The Diabetic Foot and Ulcers
Diabetes is associated with several long-term complications. Amongst the most devastating is lower limb amputation. The most frequent cause of amputation is the diabetic foot ulcer. Ulcers occur in about every 10-25% of patients with diabetes and can lead to lower limb loss in up to 80 % of cases.
What is a diabetic foot ulcer?
Any skin breakdown or ulceration should heal in a timely fashion in healthy individuals. Diabetics tend to develop foot deformities due to metabolic nerve injury (neuropathy). This can lead to an imbalance between certain groups of muscles controlling foot and toe movement. As a result of this imbalance diabetics tend to develop specific foot deformities (hammer and claw toes, collapse of plantar arch etc). Diabetics also might not have good sensation in their soles (for the same reason) and therefore can’t feel pain. Also, skin tends to get dry and easily cracks if not adequately moisturized. Any foreign body in a patient’s shoe can cause a superficial wound that might not be felt by the patient due to a loss of protective sensation and can lead to a deep ulcer and limb loss later on. Most of the time, however, patients develop callus in the areas with high pressure due to underlying bone and joint deformities (Fig. 11). This callus is abnormally hard skin which can lead to disruption of underlying tissue and can become infected. An ulcer then develops and this can affect underlying bones and joints (Fig. 12). If not treated this situation can lead to limb loss and even to deterioration of the patients life functions.
Diabetics also tend to develop Peripheral Arterial Disease (PAD) and the distribution of the blockage and narrowing in their arteries has a very unique distribution. Unfortunately, most of the time small arteries below the knee level are affected which makes treatment rather difficult. Lack of oxygen in such situations leads to non-healing ulcers or gangrene and without adequate treatment causes limb loss.
How to diagnose diabetic foot and ulcers?
Taking a history of long-standing diabetes is important to start with. Diabetic patients are usually seen by their podiatrist and also by a diabetologist and family doctor on regular basis. Their feet need to be seen either by the patients themselves or their relatives if they have visual disturbances. Every superficial wound should be seen by the patient’s family doctor and treated adequately. If healing is slow and non-responding to usual re-dressing it is time to refer patient to a specialist. With a known history of diabetes, previous ulcerations, foot deformities or even previous minor (toe) amputations, such referral should be obviously rather urgent. Podiatrists also are very important “gate keepers” and their referral to a family physician and then to a specialist are highly appreciated.Diagnosis is based on ultrasound assessment of blood supply, measurement of oxygen level in the foot skin, angiography and assessment of degree of neuropathy. In close cooperation with orthotics and a podiatrist a foot print is taken and plantar pressures are assessed. Foot X-ray and magnetic resonance imaging or nuclear scan might be necessary to diagnose deep tissue infection or osteomyelitis (bone infection).
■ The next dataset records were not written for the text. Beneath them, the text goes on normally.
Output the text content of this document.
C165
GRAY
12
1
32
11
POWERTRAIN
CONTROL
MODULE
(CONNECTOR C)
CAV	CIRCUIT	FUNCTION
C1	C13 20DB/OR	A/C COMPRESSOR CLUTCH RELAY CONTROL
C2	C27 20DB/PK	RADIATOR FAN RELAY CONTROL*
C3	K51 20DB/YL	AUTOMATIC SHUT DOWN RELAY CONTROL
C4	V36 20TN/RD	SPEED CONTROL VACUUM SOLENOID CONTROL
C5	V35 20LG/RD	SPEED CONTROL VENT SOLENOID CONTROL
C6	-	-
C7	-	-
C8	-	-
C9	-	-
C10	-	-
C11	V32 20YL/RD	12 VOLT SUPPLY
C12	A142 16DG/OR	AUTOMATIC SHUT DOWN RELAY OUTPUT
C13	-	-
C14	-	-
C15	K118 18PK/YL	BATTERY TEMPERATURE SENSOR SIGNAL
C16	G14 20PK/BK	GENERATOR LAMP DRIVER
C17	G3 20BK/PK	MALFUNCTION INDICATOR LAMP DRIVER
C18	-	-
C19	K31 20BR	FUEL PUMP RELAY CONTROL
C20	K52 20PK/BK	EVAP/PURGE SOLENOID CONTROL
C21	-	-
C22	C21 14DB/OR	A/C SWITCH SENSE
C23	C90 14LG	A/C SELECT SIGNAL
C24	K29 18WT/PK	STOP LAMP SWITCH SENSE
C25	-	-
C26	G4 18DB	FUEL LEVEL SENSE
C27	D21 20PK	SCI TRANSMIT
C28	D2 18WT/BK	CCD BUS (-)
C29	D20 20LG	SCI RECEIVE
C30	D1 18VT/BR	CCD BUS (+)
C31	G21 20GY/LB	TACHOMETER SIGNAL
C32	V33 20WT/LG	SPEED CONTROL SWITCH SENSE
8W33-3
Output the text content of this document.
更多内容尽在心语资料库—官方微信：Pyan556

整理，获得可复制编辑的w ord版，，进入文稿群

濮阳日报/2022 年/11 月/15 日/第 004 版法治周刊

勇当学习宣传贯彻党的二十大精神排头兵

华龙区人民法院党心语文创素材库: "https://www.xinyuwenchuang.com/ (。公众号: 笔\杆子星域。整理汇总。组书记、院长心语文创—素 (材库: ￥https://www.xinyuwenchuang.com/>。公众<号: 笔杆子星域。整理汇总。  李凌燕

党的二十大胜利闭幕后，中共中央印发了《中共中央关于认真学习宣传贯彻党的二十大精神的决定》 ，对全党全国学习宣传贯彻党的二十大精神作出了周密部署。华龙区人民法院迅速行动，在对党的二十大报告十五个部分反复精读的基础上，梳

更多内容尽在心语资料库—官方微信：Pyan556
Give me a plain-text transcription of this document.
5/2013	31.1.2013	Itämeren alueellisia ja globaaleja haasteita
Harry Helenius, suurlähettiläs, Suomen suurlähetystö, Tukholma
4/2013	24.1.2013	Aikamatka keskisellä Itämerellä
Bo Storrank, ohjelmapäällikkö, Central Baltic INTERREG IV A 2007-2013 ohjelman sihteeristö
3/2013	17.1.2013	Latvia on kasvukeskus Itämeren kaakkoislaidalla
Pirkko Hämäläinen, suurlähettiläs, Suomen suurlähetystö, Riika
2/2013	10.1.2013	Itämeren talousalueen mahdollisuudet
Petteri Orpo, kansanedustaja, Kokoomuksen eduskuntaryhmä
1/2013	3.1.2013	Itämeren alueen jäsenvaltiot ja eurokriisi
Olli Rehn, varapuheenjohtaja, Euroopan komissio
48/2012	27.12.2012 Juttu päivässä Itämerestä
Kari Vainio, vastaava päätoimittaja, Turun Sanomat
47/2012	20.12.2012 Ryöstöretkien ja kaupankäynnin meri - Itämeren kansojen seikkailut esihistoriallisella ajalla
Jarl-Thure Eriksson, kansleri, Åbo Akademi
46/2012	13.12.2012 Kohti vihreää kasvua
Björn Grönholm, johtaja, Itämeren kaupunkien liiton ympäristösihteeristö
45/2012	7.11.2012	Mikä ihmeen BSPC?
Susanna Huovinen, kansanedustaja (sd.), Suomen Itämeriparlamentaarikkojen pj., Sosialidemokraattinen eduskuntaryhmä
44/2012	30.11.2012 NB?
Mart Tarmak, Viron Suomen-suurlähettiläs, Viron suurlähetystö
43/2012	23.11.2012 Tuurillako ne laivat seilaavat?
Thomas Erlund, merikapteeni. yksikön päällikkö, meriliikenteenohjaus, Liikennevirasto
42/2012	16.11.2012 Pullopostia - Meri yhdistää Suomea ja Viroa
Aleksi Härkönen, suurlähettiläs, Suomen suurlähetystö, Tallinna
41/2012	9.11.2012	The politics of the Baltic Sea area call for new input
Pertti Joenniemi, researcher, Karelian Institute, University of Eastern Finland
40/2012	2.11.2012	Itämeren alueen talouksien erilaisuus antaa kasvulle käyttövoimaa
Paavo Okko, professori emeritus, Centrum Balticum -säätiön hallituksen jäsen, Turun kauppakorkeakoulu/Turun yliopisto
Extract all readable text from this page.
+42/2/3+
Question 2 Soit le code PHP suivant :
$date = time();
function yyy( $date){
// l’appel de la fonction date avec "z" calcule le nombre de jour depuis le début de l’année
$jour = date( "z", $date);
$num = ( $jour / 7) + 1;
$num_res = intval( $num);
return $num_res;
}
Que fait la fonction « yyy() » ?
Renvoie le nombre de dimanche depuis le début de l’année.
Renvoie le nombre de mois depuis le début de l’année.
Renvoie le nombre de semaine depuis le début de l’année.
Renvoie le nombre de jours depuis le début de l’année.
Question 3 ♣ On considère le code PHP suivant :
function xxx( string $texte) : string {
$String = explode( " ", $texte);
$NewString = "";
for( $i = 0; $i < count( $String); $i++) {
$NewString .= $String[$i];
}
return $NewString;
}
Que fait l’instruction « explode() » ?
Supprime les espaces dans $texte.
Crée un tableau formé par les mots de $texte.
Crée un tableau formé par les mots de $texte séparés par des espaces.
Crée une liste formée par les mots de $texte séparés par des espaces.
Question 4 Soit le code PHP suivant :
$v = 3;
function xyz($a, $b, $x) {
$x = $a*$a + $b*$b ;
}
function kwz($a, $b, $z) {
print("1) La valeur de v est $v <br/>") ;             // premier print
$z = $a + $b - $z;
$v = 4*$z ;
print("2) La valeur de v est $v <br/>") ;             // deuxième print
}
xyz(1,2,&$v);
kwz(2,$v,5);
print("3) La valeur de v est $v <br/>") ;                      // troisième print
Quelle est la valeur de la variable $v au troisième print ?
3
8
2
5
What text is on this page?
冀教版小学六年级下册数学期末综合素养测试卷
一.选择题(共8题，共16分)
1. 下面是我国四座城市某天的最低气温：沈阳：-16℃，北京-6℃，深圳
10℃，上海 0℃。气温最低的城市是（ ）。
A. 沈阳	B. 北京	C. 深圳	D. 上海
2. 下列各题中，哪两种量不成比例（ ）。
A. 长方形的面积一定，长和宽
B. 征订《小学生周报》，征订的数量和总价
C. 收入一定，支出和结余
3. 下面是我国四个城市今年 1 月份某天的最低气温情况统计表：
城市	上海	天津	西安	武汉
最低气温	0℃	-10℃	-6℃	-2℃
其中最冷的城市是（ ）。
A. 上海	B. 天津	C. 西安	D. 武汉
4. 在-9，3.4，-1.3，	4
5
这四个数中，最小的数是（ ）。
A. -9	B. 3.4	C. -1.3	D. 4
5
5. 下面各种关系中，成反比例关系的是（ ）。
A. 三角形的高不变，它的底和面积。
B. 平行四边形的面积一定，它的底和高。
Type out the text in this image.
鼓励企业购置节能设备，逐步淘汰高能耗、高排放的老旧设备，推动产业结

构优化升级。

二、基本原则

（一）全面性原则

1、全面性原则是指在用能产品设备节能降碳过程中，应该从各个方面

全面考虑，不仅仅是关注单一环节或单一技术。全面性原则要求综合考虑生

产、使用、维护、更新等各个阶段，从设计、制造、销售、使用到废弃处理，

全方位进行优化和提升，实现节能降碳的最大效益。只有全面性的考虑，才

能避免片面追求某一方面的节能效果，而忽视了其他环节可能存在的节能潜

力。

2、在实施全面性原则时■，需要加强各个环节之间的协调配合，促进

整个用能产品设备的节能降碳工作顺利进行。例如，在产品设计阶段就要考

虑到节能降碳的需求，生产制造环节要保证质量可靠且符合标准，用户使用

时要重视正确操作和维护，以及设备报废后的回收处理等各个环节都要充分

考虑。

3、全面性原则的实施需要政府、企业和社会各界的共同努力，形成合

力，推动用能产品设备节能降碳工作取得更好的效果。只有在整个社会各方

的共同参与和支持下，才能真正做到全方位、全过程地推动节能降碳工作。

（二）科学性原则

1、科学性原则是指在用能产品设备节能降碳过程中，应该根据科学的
How do we treat diabetic foot ulcers?
It is important to distinguish between different causes of diabetic foot ulcerations and then the treatment tailored accordingly. For foot ulcer due to a lack of oxygen an adequate vascular or endovascular procedure is needed to improve chances for healing (please see also PAD). Special skills are needed for such situations as diabetic’s arteries that need to be reconstructed are very stiff, small and fragile. Microsurgical skills are required for advanced foot-salvage procedures including soft tissue resurfacing. A surgical bypass or even a combination of bypass (Fig. 13 a, b, c) and free tissue transferred from distant part of the body can resurface even large foot defects and salvage the leg.
Neuropathic ulcers take more then 30 weeks to get healed (on average) and their recurrence rate is high. In some situations, where healing wasn’t successful and/or recurrence is unacceptable for a patient a special reconstructive surgical procedure is possible to resurface the ulcerated area and correct underlying skeletal deformity. For such situations the patient is seen by other members of a multidisciplinary team. This includes orthopedic surgeons with special skills, podiatrists, orthotics and vascular surgeons specialized in diabetic foot disorders. Every patient is thoroughly examined, the limb is assessed and then all reasonable therapeutic alternatives are discussed with patient. Treatment is possible in a vast majority of situations and can be reliable, satisfactory and can significantly improve the patient’s quality of life. Postoperative preventive measures are crucial and can prevent development of further ulcers.